Вскоре она вернулась в сопровождении дяди Эдика.
— Не вижу ничего подозрительного, — сказал доктор, тщательно осмотрев больную.
— Что же это тогда? — удивилась Эла и скрестила на груди руки.
— Девочка очень эмоциональна. Слишком много событий за последние дни, больница и… твой приезд. Я не удивлюсь, что после горячего чая с малиной температура снизится сама собой и без всяких последствий. Но парацетамол всё же придётся принять. — Дядя Эдик подмигнул Лине и улыбнулся. — А перед сном я ещё раз загляну.

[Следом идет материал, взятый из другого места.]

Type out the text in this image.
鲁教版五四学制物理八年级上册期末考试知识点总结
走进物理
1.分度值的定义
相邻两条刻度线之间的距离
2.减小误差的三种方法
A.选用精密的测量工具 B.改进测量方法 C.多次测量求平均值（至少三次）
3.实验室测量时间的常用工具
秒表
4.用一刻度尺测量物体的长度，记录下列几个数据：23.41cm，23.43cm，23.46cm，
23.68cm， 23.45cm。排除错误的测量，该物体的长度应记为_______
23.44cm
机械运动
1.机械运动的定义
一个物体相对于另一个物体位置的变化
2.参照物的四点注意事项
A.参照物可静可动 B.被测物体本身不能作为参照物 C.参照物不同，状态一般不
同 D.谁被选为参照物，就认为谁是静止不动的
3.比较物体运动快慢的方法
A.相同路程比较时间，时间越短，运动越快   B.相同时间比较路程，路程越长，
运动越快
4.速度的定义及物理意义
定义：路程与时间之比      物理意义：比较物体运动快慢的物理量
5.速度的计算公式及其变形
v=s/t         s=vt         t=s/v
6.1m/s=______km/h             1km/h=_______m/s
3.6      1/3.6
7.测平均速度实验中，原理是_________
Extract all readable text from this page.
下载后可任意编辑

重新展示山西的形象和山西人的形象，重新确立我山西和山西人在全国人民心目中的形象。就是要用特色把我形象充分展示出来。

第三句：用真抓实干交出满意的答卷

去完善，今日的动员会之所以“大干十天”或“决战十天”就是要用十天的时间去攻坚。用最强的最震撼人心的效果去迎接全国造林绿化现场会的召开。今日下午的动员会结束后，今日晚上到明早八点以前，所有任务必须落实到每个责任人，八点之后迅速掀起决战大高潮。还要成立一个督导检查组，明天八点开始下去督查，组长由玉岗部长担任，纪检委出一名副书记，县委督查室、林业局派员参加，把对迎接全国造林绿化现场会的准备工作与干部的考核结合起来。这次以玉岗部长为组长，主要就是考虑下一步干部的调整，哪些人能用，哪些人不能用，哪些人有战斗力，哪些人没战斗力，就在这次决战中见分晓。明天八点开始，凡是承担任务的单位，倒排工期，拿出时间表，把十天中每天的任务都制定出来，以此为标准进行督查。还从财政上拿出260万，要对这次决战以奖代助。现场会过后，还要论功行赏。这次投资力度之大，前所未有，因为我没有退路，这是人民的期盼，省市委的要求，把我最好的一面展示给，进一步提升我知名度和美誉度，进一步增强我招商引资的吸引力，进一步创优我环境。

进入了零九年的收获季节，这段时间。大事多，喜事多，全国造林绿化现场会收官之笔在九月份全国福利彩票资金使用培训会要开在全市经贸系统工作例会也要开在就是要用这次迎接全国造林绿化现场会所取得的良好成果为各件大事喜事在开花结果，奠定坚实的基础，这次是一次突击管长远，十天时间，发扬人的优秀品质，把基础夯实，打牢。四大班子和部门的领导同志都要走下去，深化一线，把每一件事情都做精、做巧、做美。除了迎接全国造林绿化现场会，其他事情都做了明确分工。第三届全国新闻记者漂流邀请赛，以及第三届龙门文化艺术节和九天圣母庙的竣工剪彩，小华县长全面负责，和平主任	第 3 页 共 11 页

Эла выполнила все его предписания, и спустя полчаса Лине действительно стало лучше.
Поздним вечером он снова пришёл навестить больную. Эла встречала его в коротком шёлковом халатике, удачно подчёркивающим достоинства её фигуры, и с распущенными волосами. Девушка игриво улыбалась и загадочно поглядывала на мужчину, когда они вошли в зал. Однако дядя Эдик был серьёзен и сосредоточен на больной. Убедившись, что с Линой всё в порядке, он быстро засобирался домой.
— Эдик, может, что-нибудь выпьем? У меня есть бренди, — проворковала Эла.

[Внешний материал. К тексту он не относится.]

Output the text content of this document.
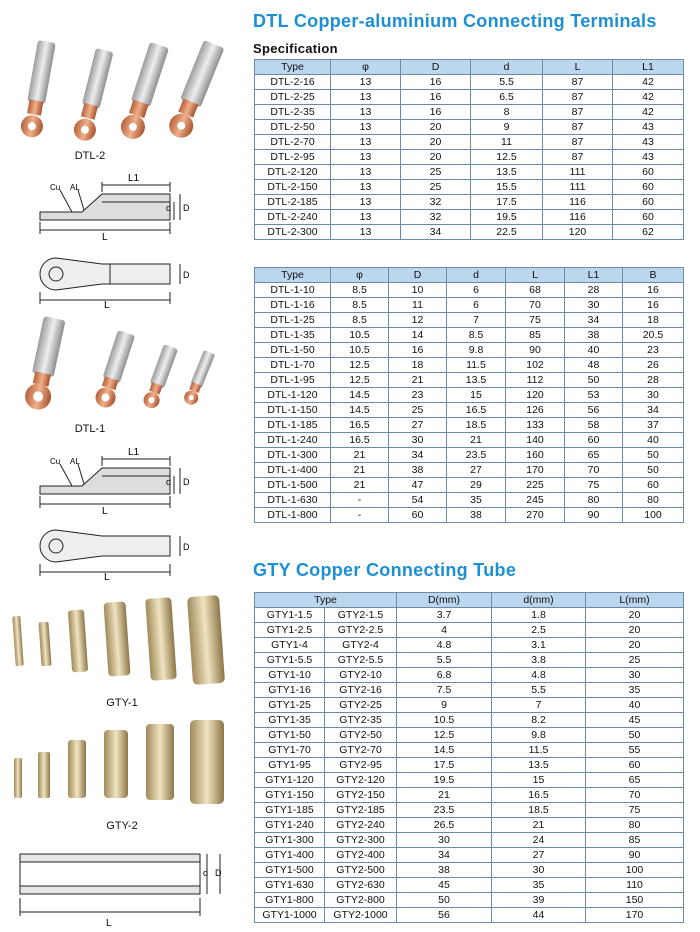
DTL Copper-aluminium Connecting Terminals
Specification
GTY Copper Connecting Tube
Type	φ	D	d	L	L1
DTL-2-16	13	16	5.5	87	42
DTL-2-25	13	16	6.5	87	42
DTL-2-35	13	16	8	87	42
DTL-2-50	13	20	9	87	43
DTL-2-70	13	20	11	87	43
DTL-2-95	13	20	12.5	87	43
DTL-2-120	13	25	13.5	111	60
DTL-2-150	13	25	15.5	111	60
DTL-2-185	13	32	17.5	116	60
DTL-2-240	13	32	19.5	116	60
DTL-2-300	13	34	22.5	120	62
Type	φ	D	d	L	L1	B
DTL-1-10	8.5	10	6	68	28	16
DTL-1-16	8.5	11	6	70	30	16
DTL-1-25	8.5	12	7	75	34	18
DTL-1-35	10.5	14	8.5	85	38	20.5
DTL-1-50	10.5	16	9.8	90	40	23
DTL-1-70	12.5	18	11.5	102	48	26
DTL-1-95	12.5	21	13.5	112	50	28
DTL-1-120	14.5	23	15	120	53	30
DTL-1-150	14.5	25	16.5	126	56	34
DTL-1-185	16.5	27	18.5	133	58	37
DTL-1-240	16.5	30	21	140	60	40
DTL-1-300	21	34	23.5	160	65	50
DTL-1-400	21	38	27	170	70	50
DTL-1-500	21	47	29	225	75	60
DTL-1-630	-	54	35	245	80	80
DTL-1-800	-	60	38	270	90	100
Type		D(mm)	d(mm)	L(mm)
GTY1-1.5	GTY2-1.5	3.7	1.8	20
GTY1-2.5	GTY2-2.5	4	2.5	20
GTY1-4	GTY2-4	4.8	3.1	20
GTY1-5.5	GTY2-5.5	5.5	3.8	25
GTY1-10	GTY2-10	6.8	4.8	30
GTY1-16	GTY2-16	7.5	5.5	35
GTY1-25	GTY2-25	9	7	40
GTY1-35	GTY2-35	10.5	8.2	45
GTY1-50	GTY2-50	12.5	9.8	50
GTY1-70	GTY2-70	14.5	11.5	55
GTY1-95	GTY2-95	17.5	13.5	60
GTY1-120	GTY2-120	19.5	15	65
GTY1-150	GTY2-150	21	16.5	70
GTY1-185	GTY2-185	23.5	18.5	75
GTY1-240	GTY2-240	26.5	21	80
GTY1-300	GTY2-300	30	24	85
GTY1-400	GTY2-400	34	27	90
GTY1-500	GTY2-500	38	30	100
GTY1-630	GTY2-630	45	35	110
GTY1-800	GTY2-800	50	39	150
GTY1-1000	GTY2-1000	56	44	170
DTL-2
L1
L
Cu AL
d D
L
D
DTL-1
L1
L
Cu AL
d D
L
D
GTY-1
GTY-2
L
d D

— Есть повод? — Мужчина окинул сестрицу-мать быстрым взглядом.
— За встречу.
— Кажется, мы уже отметили вчера…
— Да, ты прав, — Эла досадно вздохнула и захлопала ресничками, — я могу сварить кофе, ты любишь кофе?
Эдуард молча смотрел на девушку, и в его глазах заиграли озорные огоньки.

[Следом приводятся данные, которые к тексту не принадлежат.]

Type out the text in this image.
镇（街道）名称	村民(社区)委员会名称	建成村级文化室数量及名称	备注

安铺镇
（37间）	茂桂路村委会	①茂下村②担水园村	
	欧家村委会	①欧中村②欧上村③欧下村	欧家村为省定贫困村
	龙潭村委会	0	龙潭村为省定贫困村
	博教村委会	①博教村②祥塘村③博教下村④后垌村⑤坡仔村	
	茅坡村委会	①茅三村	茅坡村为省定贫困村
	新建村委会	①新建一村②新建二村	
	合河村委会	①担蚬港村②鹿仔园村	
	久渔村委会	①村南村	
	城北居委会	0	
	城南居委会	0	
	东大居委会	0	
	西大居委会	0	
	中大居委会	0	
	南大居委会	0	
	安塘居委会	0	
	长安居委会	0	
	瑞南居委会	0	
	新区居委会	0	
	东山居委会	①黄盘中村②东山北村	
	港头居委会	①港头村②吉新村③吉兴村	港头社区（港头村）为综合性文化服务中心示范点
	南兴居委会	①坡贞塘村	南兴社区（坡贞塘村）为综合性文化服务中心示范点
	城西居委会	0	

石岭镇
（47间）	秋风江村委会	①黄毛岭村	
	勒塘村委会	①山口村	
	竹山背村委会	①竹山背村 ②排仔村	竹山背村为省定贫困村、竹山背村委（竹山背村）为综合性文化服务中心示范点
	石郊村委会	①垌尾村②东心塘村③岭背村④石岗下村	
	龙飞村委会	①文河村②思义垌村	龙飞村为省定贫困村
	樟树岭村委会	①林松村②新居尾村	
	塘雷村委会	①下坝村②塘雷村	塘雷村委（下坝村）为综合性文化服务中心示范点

— Хочешь удивить меня? — усмехнулся он.
— О, разве можно в наше время чем-то удивить? — вспыхнула Эла. — Но… несколько особых рецептов у меня припасено.
Со стороны эта милая сцена выглядела шутливым разговором старых приятелей, однако Лина чувствовала, что происходит что-то неладное. Она с досадой наблюдала за происходящим, чувствуя, как засвербело в носу. Не сдержавшись, девочка громко чихнула.
— Ну, мне пора, — серьёзным тоном сказал дядя Эдик и направился к выходу. — Марина ждёт меня.
— Я провожу тебя немного, — спохватилась Эла, но он остановил её коротким жестом.
— Не стоит, займись лучше дочерью, — бросил он вскользь и, не оглядываясь, вышел.
— Хм, подумаешь, — задумчиво проговорила Эла, выглядывая в окно и провожая взглядом удаляющуюся фигуру мужчины, — могла бы и подождать.
— Нет, не могла, — воскликнула Лина, возмущённая поведением девушки, — тётя Мариночка беременная, и ей нельзя волноваться.
— Ах, вот оно что! — Эла натянуто улыбнулась. — Ну, это её проблемы.